Explainable artificial intelligence can help bridge the gap between human understanding and the way artificial intelligence models function
The very first industrial revolution historically kicked off with the introduction of steam- and water-powered technology. We have come a long way since then, with the current fourth industrial revolution, or Industry 4.0, being focused on utilising new technology to boost industrial efficiency. Some of these technologies include the internet of things (IoT), cloud computing, cyber-physical systems and, clearly, AI. AI is the key driver in automating intelligent machines to self-monitor, interpret, diagnose and analyse all by themselves. AI methods, such as machine learning (ML), deep learning (DL), natural language processing (NLP) and computer vision (CV), help industries forecast their maintenance needs and cut down on downtime.
However, to ensure the smooth, stable deployment and integration of AI-based systems, the actions and results of these systems must be made comprehensible – or “explainable” to experts. In this regard, explainable AI, or XAI, focuses on developing algorithms that produce human-understandable results made by AI-based systems.

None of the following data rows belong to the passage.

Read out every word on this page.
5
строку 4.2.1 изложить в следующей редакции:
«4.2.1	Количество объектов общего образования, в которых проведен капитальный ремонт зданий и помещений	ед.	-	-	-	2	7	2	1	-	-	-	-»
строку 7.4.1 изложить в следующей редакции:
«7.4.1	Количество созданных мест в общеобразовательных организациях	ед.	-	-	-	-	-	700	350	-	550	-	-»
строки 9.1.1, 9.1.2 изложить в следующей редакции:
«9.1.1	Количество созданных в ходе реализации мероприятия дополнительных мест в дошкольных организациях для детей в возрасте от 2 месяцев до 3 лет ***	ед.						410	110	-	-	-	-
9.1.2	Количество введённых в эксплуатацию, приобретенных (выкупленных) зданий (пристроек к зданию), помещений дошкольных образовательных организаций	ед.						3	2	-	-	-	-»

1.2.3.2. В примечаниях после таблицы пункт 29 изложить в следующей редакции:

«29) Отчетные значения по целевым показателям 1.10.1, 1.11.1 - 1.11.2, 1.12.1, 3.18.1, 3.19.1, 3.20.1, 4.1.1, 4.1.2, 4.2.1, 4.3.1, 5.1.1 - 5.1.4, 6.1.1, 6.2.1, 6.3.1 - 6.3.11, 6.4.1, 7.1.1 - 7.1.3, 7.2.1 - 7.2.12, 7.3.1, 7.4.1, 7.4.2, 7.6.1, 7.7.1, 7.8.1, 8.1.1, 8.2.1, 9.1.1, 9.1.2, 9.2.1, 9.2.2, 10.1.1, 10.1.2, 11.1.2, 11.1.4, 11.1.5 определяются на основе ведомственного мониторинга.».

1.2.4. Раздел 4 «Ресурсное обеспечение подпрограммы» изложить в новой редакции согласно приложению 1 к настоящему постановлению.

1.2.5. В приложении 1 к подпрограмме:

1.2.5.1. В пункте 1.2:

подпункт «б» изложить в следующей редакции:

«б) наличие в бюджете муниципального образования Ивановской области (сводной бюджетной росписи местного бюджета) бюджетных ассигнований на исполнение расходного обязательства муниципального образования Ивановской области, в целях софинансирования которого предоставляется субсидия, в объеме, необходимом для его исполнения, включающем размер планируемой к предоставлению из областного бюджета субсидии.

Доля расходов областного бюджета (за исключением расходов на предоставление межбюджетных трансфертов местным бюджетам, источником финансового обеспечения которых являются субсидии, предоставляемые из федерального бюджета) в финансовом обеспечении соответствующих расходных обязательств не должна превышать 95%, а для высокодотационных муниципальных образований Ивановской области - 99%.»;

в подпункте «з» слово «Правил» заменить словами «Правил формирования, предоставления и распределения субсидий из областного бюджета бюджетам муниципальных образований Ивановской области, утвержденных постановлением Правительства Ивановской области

Recently, a group of researchers surveyed the existing AI- and XAI-based methods used in building efficient smart factories, healthcare, cities and human-computer interactions.
XAI-based methods are classified according to specific AI tasks, like the feature explanations, decision making or visualisation of the model. The researchers note that the combination of cutting-edge AI and XAI-based methods with Industry 4.0 technologies results in various successful, accurate and high-quality applications. One such application is an XAI model made using visualisation and ML that explains a customer’s decision to purchase or not non-life insurance. With the help of XAI, humans can recognise, comprehend, interpret and communicate how an AI model draws conclusions and takes action.
There are clearly many notable advantages of using AI in Industry 4.0, however, there are obstacles, too. Most significant is the power-hungry nature of AI-based systems, the exponentially-increasing requirement for a large number of processor cores and GPUs, and the need for fine-tuning and hyperparameter optimisation. At the heart of this is data collected and generated from millions of sources, devices and users, thereby introducing bias that affects AI performance. This can be managed using XAI methods to explain the bias introduced.
Hence, AI is the principal component of industrial transformation that empowers smart machines to execute tasks autonomously, while XAI develops a set of mechanisms that can produce human-understandable explanations.